È il giorno degli F-16 in Ucraina. La notizia anticipata mercoledì dall’agenzia Usa Bloomberg è stata confermata ieri dal ministro degli esteri lituano Gabrielus Landsbergis. «Un’altra cosa impossibile si è rivelata totalmente possibile» ha scritto Landsbergis su X riassumendo così il lunghissimo percorso che ha portato i jet della Nato (di fabbricazione Usa) ad atterrare in Ucraina. Secondo il quotidiano britannico Telegraph gli F-16 sarebbero già stati utilizzati in una prima missione di «difesa aerea».

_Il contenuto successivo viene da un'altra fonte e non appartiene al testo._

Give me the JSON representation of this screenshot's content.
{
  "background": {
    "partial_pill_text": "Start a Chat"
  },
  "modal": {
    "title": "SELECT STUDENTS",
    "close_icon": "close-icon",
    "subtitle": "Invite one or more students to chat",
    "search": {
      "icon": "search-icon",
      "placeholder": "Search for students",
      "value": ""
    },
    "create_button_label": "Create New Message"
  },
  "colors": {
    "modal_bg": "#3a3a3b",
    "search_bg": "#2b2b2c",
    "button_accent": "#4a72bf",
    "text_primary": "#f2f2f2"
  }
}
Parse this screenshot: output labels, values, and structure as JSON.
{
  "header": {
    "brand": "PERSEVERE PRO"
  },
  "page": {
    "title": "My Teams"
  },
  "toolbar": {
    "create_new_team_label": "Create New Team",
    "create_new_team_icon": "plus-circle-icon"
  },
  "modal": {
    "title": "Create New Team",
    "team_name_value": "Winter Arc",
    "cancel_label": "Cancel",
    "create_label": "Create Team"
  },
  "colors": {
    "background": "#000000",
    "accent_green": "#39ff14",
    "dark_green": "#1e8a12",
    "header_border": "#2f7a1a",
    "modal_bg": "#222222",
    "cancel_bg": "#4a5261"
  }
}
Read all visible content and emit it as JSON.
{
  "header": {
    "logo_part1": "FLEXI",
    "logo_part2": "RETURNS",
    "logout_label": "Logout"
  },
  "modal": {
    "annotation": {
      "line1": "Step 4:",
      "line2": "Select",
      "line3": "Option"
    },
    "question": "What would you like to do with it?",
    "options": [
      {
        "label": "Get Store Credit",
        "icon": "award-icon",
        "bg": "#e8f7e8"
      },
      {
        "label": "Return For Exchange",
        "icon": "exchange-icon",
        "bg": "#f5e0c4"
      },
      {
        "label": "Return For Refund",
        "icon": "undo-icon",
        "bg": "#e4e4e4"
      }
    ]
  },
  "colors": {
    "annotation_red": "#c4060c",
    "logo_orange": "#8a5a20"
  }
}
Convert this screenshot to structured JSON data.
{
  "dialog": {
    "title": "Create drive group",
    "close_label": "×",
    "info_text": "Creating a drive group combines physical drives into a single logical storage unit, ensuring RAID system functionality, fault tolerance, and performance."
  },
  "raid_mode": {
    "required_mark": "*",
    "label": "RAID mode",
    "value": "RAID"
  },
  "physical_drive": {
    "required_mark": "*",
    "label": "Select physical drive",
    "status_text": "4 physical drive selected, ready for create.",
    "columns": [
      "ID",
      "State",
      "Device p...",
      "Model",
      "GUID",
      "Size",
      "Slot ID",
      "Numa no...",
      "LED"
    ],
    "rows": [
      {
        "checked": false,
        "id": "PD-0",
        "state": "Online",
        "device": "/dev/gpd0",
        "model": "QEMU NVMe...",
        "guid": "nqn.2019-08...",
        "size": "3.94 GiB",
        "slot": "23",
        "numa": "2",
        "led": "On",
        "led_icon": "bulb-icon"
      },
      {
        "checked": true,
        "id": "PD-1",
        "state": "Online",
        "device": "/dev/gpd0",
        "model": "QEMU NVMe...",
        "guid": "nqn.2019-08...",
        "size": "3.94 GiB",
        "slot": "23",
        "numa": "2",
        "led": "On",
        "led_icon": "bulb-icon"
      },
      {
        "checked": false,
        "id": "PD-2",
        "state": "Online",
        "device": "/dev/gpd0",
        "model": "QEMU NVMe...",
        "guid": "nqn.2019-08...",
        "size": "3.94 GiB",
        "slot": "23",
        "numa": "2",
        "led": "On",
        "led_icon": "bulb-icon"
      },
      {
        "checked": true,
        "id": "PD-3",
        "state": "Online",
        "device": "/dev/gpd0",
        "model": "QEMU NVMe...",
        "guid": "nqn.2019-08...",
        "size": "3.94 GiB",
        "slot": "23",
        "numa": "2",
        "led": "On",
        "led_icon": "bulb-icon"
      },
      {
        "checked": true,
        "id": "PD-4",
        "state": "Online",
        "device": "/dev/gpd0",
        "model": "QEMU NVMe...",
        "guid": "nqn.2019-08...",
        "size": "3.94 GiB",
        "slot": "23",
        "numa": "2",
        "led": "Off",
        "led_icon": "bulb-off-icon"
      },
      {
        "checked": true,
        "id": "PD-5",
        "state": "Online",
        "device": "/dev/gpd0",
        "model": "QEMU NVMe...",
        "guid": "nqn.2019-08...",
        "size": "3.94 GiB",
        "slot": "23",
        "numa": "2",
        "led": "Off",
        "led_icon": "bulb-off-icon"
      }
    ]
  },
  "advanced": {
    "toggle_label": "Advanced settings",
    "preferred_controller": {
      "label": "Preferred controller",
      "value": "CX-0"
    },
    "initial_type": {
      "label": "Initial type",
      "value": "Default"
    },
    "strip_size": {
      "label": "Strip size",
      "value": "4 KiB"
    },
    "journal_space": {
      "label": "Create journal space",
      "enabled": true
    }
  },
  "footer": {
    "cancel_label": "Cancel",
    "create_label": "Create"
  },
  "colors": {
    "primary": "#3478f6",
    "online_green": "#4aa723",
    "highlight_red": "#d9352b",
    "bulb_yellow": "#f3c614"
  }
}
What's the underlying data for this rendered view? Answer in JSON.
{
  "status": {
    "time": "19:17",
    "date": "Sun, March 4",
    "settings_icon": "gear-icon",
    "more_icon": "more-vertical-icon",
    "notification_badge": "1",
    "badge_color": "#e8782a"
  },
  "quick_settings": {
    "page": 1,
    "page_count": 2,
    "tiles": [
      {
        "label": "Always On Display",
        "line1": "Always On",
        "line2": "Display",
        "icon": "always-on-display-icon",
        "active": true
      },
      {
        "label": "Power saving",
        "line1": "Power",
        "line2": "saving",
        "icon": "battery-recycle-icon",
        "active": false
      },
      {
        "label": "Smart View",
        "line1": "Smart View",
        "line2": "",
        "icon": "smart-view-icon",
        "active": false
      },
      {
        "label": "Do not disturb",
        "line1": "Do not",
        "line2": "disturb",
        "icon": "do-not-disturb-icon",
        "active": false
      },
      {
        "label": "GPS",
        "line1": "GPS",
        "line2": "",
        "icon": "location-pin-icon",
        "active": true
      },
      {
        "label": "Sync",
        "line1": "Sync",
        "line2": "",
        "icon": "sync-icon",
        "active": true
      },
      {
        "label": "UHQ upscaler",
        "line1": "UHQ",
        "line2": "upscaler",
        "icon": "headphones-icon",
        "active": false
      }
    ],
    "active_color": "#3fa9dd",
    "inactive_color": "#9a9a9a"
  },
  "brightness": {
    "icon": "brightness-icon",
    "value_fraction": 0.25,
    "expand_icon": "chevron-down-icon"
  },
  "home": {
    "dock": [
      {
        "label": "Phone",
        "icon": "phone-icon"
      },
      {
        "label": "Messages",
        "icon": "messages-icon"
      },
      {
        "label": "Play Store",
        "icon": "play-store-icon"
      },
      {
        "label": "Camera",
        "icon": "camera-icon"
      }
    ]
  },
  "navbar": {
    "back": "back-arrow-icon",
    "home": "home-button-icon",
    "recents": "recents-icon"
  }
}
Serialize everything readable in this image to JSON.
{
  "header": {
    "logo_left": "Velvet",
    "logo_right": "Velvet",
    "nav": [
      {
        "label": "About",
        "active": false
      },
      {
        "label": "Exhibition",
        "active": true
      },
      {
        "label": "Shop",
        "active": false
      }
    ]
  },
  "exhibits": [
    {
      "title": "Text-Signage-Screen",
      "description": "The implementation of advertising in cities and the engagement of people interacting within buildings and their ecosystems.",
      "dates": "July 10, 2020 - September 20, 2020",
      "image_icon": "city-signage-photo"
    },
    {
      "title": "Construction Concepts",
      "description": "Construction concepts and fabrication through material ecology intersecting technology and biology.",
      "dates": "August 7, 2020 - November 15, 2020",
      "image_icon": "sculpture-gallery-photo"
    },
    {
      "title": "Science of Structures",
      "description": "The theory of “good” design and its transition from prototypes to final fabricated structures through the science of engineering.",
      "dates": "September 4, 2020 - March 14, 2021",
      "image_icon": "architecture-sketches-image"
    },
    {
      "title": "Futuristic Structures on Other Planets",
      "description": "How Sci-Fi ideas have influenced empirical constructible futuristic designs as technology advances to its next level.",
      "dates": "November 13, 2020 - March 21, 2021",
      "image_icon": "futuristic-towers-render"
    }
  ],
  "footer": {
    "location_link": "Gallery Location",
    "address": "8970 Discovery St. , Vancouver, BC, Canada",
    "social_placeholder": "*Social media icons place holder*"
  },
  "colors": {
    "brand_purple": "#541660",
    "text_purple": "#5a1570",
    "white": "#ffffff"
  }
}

Per ora Kiev non ha rilasciato commenti ufficiali, forse per evitare di allettare troppo l’artiglieria russa: ora i jet non sono in numero sufficiente per impensierire il nemico. Ciò che è certo è che una parte dei piloti dell’aviazione ucraina addestrati nei Paesi occidentali sono stati giudicati idonei a volare su un mezzo da 20 milioni di dollari in un contesto di schiacciante superiorità aerea nemica. Le remore di alcuni ufficiali della Raf britannica e degli Usa sono state messe in secondo piano e alla fine un anno e mezzo di addestramento è bastato, invece dei 3 (almeno) di prassi. Per ora sembra che il motivo principale del ritardo nella fornitura degli F-16 sia la scarsità di piloti. Tuttavia, anche gli armamenti con cui questi jet verranno equipaggiati saranno un problema non da poco: nessuno degli alleati di Kiev, per ora, l’ha autorizzata a colpire obiettivi oltre le zone limitrofe alla frontiera pre-bellica.

Stando alle dichiarazioni degli alleati risulta che all’Ucraina saranno forniti in tutto circa 60 F-16. Per Zelensky, tuttavia, ne servirebbero almeno il doppio per «neutralizzare la potenza aerea russa», che conta oltre 500 velivoli. «Questi aerei appariranno, il loro numero diminuirà gradualmente, verranno abbattuti, distrutti. Ma queste forniture non influenzeranno significativamente la dinamica degli eventi al fronte», ha dichiarato il portavoce del Cremlino Dmitri Peskov.